There has been a lot of discussion about whether you use the corn that you grow to make fuel, or food.
However, there is another discussion that I had not heard as much. Do you grow corn at all? In this case the question is whether you grow clothes or food.
Although many commodities took a recent hit because of panic over concerns that demand will collapse because of "bad stuff happening" he price of cotton is at an all time high, and farmers in the Southern United States have always had a relative advantage when growing it. However, hardier varieties now exist that allow it to be planted in areas further north than was previously viable: such as the Texas panhandle.
The U.S. Government and the National Cotton Council have predicted an increase over last year of 14%. Other countries are also increasing there forecasts.
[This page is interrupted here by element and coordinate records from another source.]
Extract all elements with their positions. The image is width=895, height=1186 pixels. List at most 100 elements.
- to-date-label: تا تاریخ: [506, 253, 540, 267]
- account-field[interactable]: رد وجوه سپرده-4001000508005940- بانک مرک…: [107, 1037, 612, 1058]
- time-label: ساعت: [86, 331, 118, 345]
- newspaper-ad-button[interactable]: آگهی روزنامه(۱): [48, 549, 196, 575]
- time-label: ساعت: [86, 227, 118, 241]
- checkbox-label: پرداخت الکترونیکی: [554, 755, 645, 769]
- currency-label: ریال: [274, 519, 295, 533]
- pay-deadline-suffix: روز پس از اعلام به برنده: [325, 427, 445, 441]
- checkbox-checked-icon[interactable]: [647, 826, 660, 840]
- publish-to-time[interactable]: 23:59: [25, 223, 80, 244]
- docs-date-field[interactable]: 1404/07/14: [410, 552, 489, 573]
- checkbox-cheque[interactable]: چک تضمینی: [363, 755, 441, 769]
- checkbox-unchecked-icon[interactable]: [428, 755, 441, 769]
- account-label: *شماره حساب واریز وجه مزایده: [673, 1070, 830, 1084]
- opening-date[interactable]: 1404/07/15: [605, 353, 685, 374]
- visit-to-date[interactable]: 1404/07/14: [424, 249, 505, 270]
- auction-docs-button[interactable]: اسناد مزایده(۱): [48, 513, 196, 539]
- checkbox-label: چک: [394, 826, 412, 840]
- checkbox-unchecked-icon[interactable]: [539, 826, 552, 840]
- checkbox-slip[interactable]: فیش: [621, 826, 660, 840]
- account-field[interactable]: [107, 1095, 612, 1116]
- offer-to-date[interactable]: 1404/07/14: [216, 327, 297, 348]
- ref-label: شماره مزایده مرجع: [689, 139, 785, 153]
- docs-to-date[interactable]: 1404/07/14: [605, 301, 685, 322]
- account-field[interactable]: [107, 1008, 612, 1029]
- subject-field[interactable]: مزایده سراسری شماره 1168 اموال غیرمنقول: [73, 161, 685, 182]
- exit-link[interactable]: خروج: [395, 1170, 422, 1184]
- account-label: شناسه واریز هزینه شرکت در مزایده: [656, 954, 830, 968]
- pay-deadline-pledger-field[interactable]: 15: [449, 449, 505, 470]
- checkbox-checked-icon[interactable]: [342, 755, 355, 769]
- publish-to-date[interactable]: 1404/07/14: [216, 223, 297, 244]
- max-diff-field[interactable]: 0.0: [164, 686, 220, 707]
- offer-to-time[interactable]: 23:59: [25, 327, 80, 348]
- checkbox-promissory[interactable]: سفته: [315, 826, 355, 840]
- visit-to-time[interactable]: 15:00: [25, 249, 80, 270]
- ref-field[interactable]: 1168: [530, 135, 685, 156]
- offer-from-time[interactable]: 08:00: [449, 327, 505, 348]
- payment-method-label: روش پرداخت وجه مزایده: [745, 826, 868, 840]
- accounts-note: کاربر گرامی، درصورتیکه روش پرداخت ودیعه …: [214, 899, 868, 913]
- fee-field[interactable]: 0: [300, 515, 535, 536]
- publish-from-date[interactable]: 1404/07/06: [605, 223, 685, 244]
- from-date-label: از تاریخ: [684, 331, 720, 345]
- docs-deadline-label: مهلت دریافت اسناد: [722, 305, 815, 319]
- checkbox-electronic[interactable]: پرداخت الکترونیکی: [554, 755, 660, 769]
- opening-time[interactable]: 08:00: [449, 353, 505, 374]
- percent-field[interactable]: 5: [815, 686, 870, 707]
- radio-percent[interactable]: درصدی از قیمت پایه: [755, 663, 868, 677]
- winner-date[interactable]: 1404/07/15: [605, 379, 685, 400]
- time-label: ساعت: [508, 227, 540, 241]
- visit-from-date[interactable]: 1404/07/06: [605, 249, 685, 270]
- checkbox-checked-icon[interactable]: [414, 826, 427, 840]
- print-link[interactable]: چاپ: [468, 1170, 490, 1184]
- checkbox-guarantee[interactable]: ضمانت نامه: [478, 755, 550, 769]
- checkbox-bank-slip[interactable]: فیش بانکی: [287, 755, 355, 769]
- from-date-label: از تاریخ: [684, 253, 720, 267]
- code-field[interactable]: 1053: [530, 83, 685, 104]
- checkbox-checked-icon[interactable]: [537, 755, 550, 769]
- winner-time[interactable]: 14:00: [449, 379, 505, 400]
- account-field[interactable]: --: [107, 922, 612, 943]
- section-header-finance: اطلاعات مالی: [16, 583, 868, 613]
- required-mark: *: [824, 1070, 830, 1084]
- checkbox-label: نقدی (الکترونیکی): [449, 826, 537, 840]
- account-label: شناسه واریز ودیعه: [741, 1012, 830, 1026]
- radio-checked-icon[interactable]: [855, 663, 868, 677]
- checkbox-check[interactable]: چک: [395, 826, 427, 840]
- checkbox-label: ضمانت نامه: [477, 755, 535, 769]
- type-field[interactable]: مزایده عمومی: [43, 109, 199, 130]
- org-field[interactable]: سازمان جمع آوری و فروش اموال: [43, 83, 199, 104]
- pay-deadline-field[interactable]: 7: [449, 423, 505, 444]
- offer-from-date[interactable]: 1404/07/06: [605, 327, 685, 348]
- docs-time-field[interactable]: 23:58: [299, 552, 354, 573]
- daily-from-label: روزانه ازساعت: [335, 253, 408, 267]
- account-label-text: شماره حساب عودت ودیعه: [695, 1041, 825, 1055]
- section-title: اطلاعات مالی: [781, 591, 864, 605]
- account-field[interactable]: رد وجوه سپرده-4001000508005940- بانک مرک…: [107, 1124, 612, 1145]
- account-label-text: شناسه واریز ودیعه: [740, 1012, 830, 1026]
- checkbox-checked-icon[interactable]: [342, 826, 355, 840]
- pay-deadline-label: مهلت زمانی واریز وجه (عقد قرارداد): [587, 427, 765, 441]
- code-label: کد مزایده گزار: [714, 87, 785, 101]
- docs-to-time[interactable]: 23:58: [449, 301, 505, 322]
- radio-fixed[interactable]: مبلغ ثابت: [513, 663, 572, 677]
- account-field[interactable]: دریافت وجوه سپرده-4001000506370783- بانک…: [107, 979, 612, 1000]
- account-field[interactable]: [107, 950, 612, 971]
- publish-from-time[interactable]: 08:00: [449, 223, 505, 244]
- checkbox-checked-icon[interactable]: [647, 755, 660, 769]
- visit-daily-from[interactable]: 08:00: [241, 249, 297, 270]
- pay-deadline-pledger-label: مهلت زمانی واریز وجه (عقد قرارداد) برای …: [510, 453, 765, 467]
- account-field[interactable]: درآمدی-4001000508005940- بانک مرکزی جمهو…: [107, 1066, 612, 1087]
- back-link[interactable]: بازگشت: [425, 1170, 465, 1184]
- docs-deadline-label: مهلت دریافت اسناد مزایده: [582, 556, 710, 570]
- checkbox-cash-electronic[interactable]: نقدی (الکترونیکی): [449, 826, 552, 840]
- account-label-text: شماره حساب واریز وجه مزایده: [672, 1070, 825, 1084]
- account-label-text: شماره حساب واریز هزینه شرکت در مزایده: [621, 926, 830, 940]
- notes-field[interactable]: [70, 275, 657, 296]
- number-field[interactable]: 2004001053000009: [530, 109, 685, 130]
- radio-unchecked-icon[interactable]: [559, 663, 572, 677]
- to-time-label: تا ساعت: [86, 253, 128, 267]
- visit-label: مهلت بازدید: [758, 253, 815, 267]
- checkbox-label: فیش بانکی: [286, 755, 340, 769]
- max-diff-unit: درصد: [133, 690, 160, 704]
So in the current world system, if there are people who can pay more for a product, and they are competing against a desperate person who needs it badly, but has insufficient resources: the desperate will go hungry.
So if the United States needs oil, and someone else is willing to pay more for it, it will not matter that half of us cannot get to work because we are short on oil. What oil that does get imported will go to those who can afford it.
I am not trying to make some sort of socialist redistribution argument here. I am just trying to illustrate in very real and immediate terms the quandary that we may find ourselves in soon enough. Even within the United States the geographic distribution of economic suffering is often very uneven. As the rust-belt rusted, the sun-belt shone.
One part of sustainability is adaptability. Within the United States and adaptability to the changes of fortune within economic sectors, and geographic areas has always been important. It is likely to become even more so.
Which brings us to this New York Times piece on farmers growing cotton instead of corn. I am looking at the NYT less because of the 20 views per month rule, but I saw this a few weeks ago. Hat Tip nc
By William Neuman, New York Times, March 28, 2011.
[T]his spring, many farmers in southern states will be planting cotton in ground where they used to grow corn, soybeans or wheat — spurred on by cotton prices that have soared as clothing makers clamor for more and poor harvests crimp supply.
The result is an acreage war between rival commodities used to feed and clothe the world’s population.
“There’s a lot more money to be made in cotton right now,” said Ramon Vela, a farmer here in the Texas Panhandle, as he stood in a field where he grew wheat last year, its stubble now plowed under to make way for cotton. Around the first week of May, Mr. Vela, 37, will plant 1,100 acres of cotton, up from 210 acres a year ago. “The prices are the big thing,” he said. “That’s the driving force.”
Economists, agricultural experts and government officials are predicting that many farmers, both in the United States and abroad, will join Mr. Vela this year in chasing the higher profits to be made in cotton — with consequences that could ripple across the globe.
“It’s good for the farmer, but from a humanitarian perspective it’s kind of scary,” said Webb Wallace, executive director of the Cotton and Grain Producers of the Lower Rio Grande Valley. “Those people in poor countries that have a hard time affording food, they’re going to be even less able to afford it now.”